Chemical Engineering Transactions (May 2015)
Effect of Different Gas-Solid Drag Models in a High-Flux Circulating Fluidized Bed Riser
Abstract
Circulating fluidized beds (CFBs) have applications in many industrial processes like fluid catalytic cracking, coal gasification, coal combustion, biomass gasification and chemical looping. Consequently, the process have been studied intensively for many researchers seeking to understand the complex gas-solid flow encountered in circulating fluidized beds. In this sense, the Computational Fluid Dynamics (CFD) tools are very useful to study gas-solid flows, but this approach directly depends on the correct choice of the mathematical models. There are many numerical studies on CFBs at low solids fluxes and only a few studies for high solids flux, which is very common in many applications, therefore, this regime was chosen to conduct the simulations in this work. The results were compared with experimental data on a riser with an internal diameter of 76 mm and a height of 10 m. Radial and axial profiles were computed using a two-phase 3-D computational fluid dynamics model, with four different correlations for the drag between the phases, Gidaspow, Syamlal-O’Brien, and other two models that account for particle clusters, the energy-minimization multi-scale (EMMS) and the Four-Zone model.

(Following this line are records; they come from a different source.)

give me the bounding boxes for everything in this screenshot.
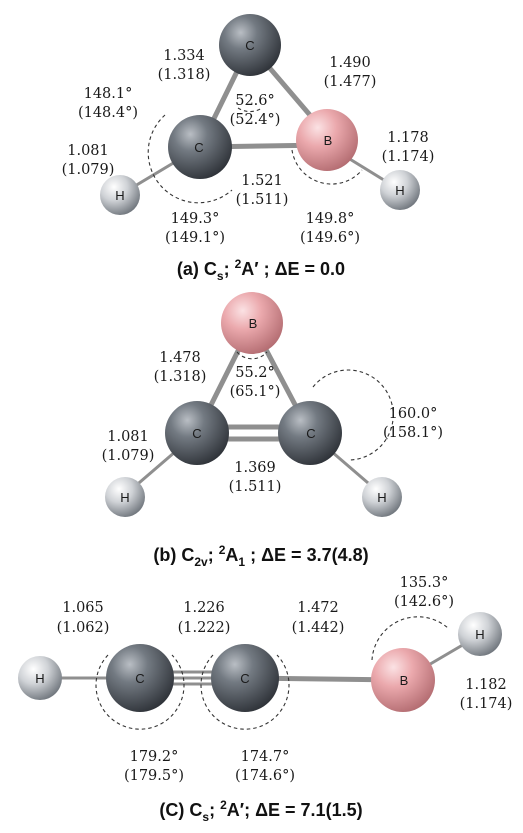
boron-atom-a xyxy=(296,109,358,171)
carbon-atom-right-b xyxy=(278,401,342,465)
angle-hcc: 179.2° xyxy=(130,749,179,765)
atom-label: B xyxy=(400,673,409,688)
bond-length-ch-alt: (1.079) xyxy=(62,162,115,178)
angle-top-alt: (65.1°) xyxy=(230,384,281,400)
boron-atom-b xyxy=(221,292,283,354)
atom-label: H xyxy=(120,490,129,505)
bond-length-bh-alt: (1.174) xyxy=(460,696,513,712)
bond-length-cc: 1.369 xyxy=(234,460,276,476)
atom-label: C xyxy=(306,426,315,441)
bond-length-ch-alt: (1.062) xyxy=(57,620,110,636)
caption-a: (a) Cs; 2A′ ; ΔE = 0.0 xyxy=(177,257,345,283)
bond-length-cc-alt: (1.222) xyxy=(178,620,231,636)
angle-cbh-alt: (142.6°) xyxy=(394,594,454,610)
atom-label: B xyxy=(249,316,258,331)
angle-ccb-alt: (174.6°) xyxy=(235,768,295,784)
angle-hcb-alt: (158.1°) xyxy=(383,425,443,441)
hydrogen-atom-right-b xyxy=(362,477,402,517)
bond-length-cc: 1.226 xyxy=(183,600,225,616)
atom-label: H xyxy=(35,671,44,686)
atom-label: H xyxy=(377,490,386,505)
structure-c: H C C B H 1.065 (1.062) 1.226 (1.222) 1.… xyxy=(18,575,512,824)
structure-b: B C C H H 1.478 (1.318) 55.2° (65.1°) 1.… xyxy=(102,292,443,569)
carbon-atom-left-a xyxy=(168,115,232,179)
atom-label: C xyxy=(194,140,203,155)
angle-arc-hbc-a xyxy=(291,149,363,185)
boron-atom-c xyxy=(371,648,435,712)
carbon-atom-right-c xyxy=(211,644,279,712)
angle-ccb: 174.7° xyxy=(241,749,290,765)
structure-a: C C B H H 1.334 (1.318) 148.1° (148.4°) … xyxy=(62,14,435,283)
angle-ccb-alt: (148.4°) xyxy=(78,105,138,121)
bond-length-ch: 1.065 xyxy=(62,600,104,616)
caption-c: (C) Cs; 2A′; ΔE = 7.1(1.5) xyxy=(159,798,362,824)
bond-length-ch-alt: (1.079) xyxy=(102,448,155,464)
atom-label: C xyxy=(192,426,201,441)
bond-length-ch: 1.081 xyxy=(107,429,149,445)
bond-length-cb: 1.472 xyxy=(297,600,339,616)
hydrogen-atom-right-a xyxy=(380,170,420,210)
carbon-atom-top-a xyxy=(219,14,281,76)
angle-arc-cbh-c xyxy=(371,616,449,661)
atom-label: C xyxy=(240,671,249,686)
atom-label: H xyxy=(115,188,124,203)
angle-hcc-alt: (149.1°) xyxy=(165,230,225,246)
bond-length-cb-base: 1.521 xyxy=(241,173,283,189)
angle-arc-top-a xyxy=(237,107,263,113)
angle-ccb: 148.1° xyxy=(84,86,133,102)
bond-length-cb-base-alt: (1.511) xyxy=(236,192,289,208)
angle-top: 52.6° xyxy=(235,93,275,109)
bond-length-cb-alt: (1.442) xyxy=(292,620,345,636)
angle-arc-ccb-a xyxy=(147,114,233,204)
atom-label: C xyxy=(245,38,254,53)
hydrogen-atom-right-c xyxy=(458,612,502,656)
bond-length-ch: 1.081 xyxy=(67,143,109,159)
angle-top-alt: (52.4°) xyxy=(230,112,281,128)
angle-hcc-alt: (179.5°) xyxy=(124,768,184,784)
angle-hcc: 149.3° xyxy=(171,211,220,227)
angle-hbc: 149.8° xyxy=(306,211,355,227)
atom-label: H xyxy=(475,627,484,642)
bond-length-bc: 1.478 xyxy=(159,350,201,366)
bond-length-cc: 1.334 xyxy=(163,48,205,64)
angle-top: 55.2° xyxy=(235,365,275,381)
bond-length-cc-alt: (1.318) xyxy=(158,67,211,83)
hydrogen-atom-left-b xyxy=(105,477,145,517)
bond-length-bh-alt: (1.174) xyxy=(382,149,435,165)
atom-label: C xyxy=(135,671,144,686)
bond-length-bc-alt: (1.318) xyxy=(154,369,207,385)
bond-length-cc-alt: (1.511) xyxy=(229,479,282,495)
bond-length-bh: 1.182 xyxy=(465,677,507,693)
carbon-atom-left-c xyxy=(106,644,174,712)
angle-arc-hcb-b xyxy=(312,369,394,461)
bond-length-bh: 1.178 xyxy=(387,130,429,146)
angle-hbc-alt: (149.6°) xyxy=(300,230,360,246)
atom-label: H xyxy=(395,183,404,198)
hydrogen-atom-left-c xyxy=(18,656,62,700)
bond-length-cb-top-alt: (1.477) xyxy=(324,74,377,90)
atom-label: B xyxy=(324,133,333,148)
angle-cbh: 135.3° xyxy=(400,575,449,591)
caption-b: (b) C2v; 2A1 ; ΔE = 3.7(4.8) xyxy=(153,543,368,569)
carbon-atom-left-b xyxy=(165,401,229,465)
bond-length-cb-top: 1.490 xyxy=(329,55,371,71)
angle-hcb: 160.0° xyxy=(389,406,438,422)
hydrogen-atom-left-a xyxy=(100,175,140,215)
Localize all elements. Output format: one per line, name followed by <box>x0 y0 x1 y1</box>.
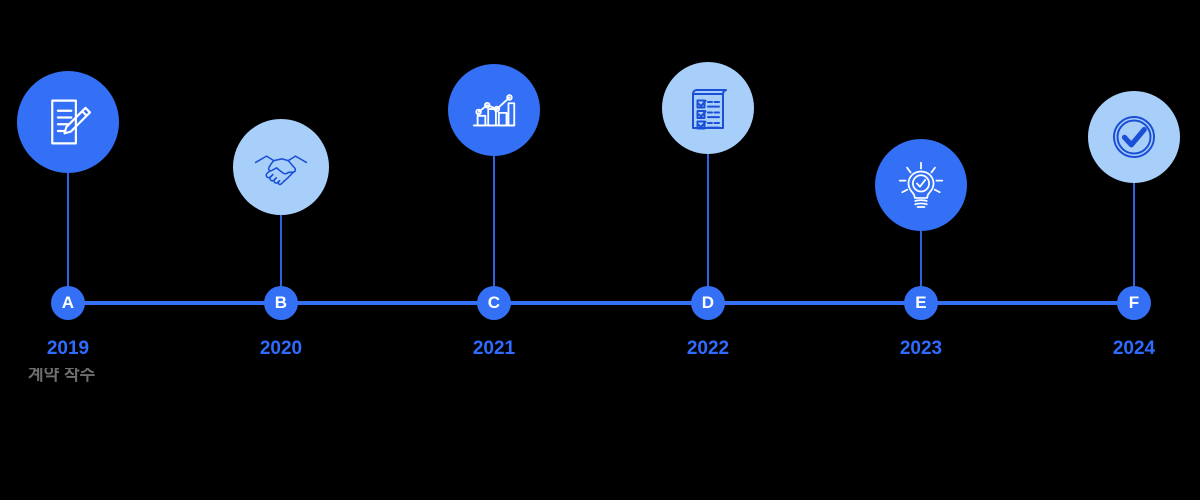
handshake-icon <box>252 138 310 196</box>
icon-circle-b[interactable] <box>233 119 329 215</box>
icon-circle-f[interactable] <box>1088 91 1180 183</box>
connector-stem-e <box>920 231 922 303</box>
connector-stem-f <box>1133 183 1135 303</box>
year-label-b: 2020 <box>259 338 303 359</box>
connector-stem-a <box>67 173 69 303</box>
icon-circle-c[interactable] <box>448 64 540 156</box>
year-label-f: 2024 <box>1112 338 1156 359</box>
node-label-d: D <box>701 293 715 312</box>
year-label-d: 2022 <box>686 338 730 359</box>
year-label-c: 2021 <box>472 338 516 359</box>
lightbulb-check-icon <box>893 157 949 213</box>
timeline-node-e[interactable]: E <box>904 286 938 320</box>
year-label-e: 2023 <box>899 338 943 359</box>
timeline-node-f[interactable]: F <box>1117 286 1151 320</box>
year-label-a: 2019 <box>46 338 90 359</box>
timeline-node-a[interactable]: A <box>51 286 85 320</box>
connector-stem-b <box>280 215 282 303</box>
node-label-c: C <box>487 293 501 312</box>
node-label-b: B <box>274 293 288 312</box>
timeline-node-c[interactable]: C <box>477 286 511 320</box>
timeline-caption: 계약 착수 <box>28 368 96 384</box>
check-circle-icon <box>1108 111 1160 163</box>
connector-stem-d <box>707 154 709 303</box>
node-label-f: F <box>1128 293 1140 312</box>
timeline-axis <box>68 301 1135 305</box>
icon-circle-e[interactable] <box>875 139 967 231</box>
connector-stem-c <box>493 156 495 303</box>
node-label-e: E <box>915 293 927 312</box>
timeline-node-d[interactable]: D <box>691 286 725 320</box>
timeline-node-b[interactable]: B <box>264 286 298 320</box>
clipboard-checklist-icon <box>682 82 734 134</box>
bar-chart-trend-icon <box>467 83 521 137</box>
icon-circle-d[interactable] <box>662 62 754 154</box>
node-label-a: A <box>61 293 75 312</box>
icon-circle-a[interactable] <box>17 71 119 173</box>
document-pencil-icon <box>41 95 95 149</box>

The results indicates that all the correlations predicts the solids concentration, found experimentally, in the dilute and developed flow regions but, in the region of highest solids concentration, especially at the level close to the inlet, the Gidaspow and Syamlal-O’Brien correlations not properly represented the solids concentration. The EMMS and Four-Zone models improved the results on these regions showing the influence of these models especially at the bottom of the riser, where the solids concentration is higher.